В уборную влетел Эрастов и, скрежеща зубами, сказал:
— Душечка, Марья Павловна, посмотрите, что сделала эта скотина с началом второго действия! Что он там натворил!!!
— Я это и раньше говорила, — пожала плечами Лучезарская. — Эта роль — главная в пьесе и поэтому по справедливости должна была принадлежать вам! Впрочем… Вы ведь знаете режиссера!
* * *
Следующий акт я опять смотрел.
Лучезарская стояла около окна, вся залитая лунным светом, и говорила, положив голову на плечо Фиалкина-Грохотова:
— Я не могу понять того чувства, которое овладевает мною в вашем присутствии: сердце ширится, растет… Что это такое, Кайсаров?

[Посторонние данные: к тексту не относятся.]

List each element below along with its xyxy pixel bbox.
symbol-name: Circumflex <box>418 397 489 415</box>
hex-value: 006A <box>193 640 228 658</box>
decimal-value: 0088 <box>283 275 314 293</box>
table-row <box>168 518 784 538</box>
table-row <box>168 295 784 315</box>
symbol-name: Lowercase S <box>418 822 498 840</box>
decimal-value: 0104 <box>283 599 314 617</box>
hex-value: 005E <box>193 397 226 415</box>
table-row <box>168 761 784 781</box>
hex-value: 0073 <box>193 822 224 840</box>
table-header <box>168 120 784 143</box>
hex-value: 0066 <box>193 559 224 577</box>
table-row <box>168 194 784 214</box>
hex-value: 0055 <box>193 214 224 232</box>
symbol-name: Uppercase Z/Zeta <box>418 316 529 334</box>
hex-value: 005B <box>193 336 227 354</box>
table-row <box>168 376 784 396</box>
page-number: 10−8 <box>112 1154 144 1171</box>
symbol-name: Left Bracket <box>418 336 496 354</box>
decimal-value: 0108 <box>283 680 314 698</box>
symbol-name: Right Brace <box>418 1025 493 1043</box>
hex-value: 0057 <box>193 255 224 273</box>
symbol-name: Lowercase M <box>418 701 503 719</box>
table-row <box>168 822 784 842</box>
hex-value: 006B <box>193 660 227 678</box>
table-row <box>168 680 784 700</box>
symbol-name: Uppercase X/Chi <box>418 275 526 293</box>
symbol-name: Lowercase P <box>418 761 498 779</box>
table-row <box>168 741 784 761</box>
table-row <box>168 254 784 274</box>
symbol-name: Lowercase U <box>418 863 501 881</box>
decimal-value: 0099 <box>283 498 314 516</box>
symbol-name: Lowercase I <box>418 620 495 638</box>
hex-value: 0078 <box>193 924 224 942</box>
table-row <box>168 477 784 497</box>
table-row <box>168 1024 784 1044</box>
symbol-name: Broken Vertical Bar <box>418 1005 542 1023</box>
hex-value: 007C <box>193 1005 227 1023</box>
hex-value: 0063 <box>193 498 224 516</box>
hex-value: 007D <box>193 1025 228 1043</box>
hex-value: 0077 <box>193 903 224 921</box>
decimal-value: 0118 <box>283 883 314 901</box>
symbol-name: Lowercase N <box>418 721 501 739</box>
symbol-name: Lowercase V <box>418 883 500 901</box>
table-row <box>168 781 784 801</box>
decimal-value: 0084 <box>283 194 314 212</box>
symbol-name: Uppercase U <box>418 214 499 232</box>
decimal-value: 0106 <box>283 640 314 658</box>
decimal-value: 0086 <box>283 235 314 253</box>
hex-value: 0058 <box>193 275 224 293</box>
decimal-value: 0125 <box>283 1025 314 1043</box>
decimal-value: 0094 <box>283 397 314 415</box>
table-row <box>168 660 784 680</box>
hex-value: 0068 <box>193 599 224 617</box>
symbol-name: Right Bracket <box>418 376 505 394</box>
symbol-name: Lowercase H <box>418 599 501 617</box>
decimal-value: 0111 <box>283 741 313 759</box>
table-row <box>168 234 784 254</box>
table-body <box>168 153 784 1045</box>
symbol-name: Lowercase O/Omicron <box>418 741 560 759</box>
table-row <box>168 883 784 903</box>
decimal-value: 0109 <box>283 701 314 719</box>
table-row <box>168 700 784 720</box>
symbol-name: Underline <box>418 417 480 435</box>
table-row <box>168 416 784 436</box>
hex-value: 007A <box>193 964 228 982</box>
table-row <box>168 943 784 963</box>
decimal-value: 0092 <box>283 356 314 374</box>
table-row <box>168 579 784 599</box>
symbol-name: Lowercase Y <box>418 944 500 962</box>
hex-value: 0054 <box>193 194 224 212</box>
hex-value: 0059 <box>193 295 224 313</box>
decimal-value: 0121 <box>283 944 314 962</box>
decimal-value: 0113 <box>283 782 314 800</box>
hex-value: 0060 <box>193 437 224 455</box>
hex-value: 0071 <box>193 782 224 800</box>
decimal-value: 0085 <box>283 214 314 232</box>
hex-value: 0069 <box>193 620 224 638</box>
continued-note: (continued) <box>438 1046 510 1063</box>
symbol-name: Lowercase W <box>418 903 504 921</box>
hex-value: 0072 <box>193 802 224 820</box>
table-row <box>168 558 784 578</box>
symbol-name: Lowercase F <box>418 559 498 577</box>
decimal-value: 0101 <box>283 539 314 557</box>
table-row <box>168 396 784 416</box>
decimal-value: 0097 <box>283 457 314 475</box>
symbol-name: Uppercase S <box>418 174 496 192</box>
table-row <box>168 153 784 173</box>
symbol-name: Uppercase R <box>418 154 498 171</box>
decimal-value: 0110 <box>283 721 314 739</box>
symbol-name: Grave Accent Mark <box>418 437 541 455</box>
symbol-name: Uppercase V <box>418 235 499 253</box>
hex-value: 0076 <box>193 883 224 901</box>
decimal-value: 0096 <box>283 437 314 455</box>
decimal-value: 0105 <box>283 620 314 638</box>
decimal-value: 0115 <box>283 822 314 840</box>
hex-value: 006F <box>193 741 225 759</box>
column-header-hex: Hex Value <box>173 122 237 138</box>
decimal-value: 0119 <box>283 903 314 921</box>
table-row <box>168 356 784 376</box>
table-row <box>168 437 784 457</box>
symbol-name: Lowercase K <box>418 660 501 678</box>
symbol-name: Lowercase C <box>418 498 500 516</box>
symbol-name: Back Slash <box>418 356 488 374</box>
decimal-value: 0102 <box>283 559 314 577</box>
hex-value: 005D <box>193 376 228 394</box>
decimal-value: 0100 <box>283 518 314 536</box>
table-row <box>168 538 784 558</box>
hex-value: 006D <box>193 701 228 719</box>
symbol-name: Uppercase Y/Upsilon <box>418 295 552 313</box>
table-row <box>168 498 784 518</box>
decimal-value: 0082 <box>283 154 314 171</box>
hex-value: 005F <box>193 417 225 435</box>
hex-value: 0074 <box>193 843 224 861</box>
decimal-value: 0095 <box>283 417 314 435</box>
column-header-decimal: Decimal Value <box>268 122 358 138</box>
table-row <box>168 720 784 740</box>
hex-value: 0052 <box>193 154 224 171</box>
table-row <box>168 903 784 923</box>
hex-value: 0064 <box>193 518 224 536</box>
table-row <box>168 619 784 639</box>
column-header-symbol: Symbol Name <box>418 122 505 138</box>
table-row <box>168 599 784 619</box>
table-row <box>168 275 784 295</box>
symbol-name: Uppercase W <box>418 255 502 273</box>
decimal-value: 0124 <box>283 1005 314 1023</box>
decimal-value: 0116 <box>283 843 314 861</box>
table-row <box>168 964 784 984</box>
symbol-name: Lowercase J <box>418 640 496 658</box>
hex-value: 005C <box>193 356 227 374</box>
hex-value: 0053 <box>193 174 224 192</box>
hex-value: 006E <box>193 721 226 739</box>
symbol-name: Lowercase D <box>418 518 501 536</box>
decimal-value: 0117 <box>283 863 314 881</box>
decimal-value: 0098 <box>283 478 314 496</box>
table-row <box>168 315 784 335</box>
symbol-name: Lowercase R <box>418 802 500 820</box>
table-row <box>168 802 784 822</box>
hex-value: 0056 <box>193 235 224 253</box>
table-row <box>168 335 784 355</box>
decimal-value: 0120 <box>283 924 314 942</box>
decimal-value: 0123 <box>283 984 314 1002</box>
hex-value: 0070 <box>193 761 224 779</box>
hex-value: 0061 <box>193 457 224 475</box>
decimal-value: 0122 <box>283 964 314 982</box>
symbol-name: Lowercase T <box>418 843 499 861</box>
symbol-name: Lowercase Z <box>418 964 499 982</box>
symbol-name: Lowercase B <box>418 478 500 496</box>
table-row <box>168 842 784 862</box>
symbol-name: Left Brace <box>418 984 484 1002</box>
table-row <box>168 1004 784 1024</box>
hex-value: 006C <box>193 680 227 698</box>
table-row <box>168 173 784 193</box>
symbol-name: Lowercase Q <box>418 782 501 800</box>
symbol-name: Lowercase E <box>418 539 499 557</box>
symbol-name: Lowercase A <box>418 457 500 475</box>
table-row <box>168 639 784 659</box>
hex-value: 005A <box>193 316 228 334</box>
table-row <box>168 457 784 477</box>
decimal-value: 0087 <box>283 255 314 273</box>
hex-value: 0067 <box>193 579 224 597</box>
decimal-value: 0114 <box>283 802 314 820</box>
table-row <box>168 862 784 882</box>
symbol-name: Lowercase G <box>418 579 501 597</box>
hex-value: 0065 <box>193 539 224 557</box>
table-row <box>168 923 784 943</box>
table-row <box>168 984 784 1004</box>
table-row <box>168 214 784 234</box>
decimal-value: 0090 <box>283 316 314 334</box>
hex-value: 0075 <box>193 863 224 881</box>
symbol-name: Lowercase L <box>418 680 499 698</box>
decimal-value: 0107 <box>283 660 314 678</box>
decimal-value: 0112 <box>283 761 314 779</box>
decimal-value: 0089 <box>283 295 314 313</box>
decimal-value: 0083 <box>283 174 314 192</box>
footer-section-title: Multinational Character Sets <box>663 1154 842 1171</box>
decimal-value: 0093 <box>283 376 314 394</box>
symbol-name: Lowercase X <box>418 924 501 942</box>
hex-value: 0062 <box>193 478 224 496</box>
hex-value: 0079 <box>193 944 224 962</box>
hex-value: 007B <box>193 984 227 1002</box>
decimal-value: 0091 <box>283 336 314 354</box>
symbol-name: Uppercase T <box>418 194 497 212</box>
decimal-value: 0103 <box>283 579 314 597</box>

— Милая… чудная! Я хотел бы, чтобы судорога счастья быть любимым вами сразу захватила мое сердце, и я упал бы к вашим ногам бездыханным с последним словом на устах: люблю!
Около меня кто-то вынул платок, задев меня локтем, и растроганный, вытер глаза.
— Чего вы толкаетесь, — грубо проворчал я. — Болтают тут руками — сами не знают чего!..
Проклятье
Однажды Леонид Андреев затосковал. Сначала его забавляли неизвестные молодые люди, приезжавшие к нему по два и по три раза в день, — а потом надоели.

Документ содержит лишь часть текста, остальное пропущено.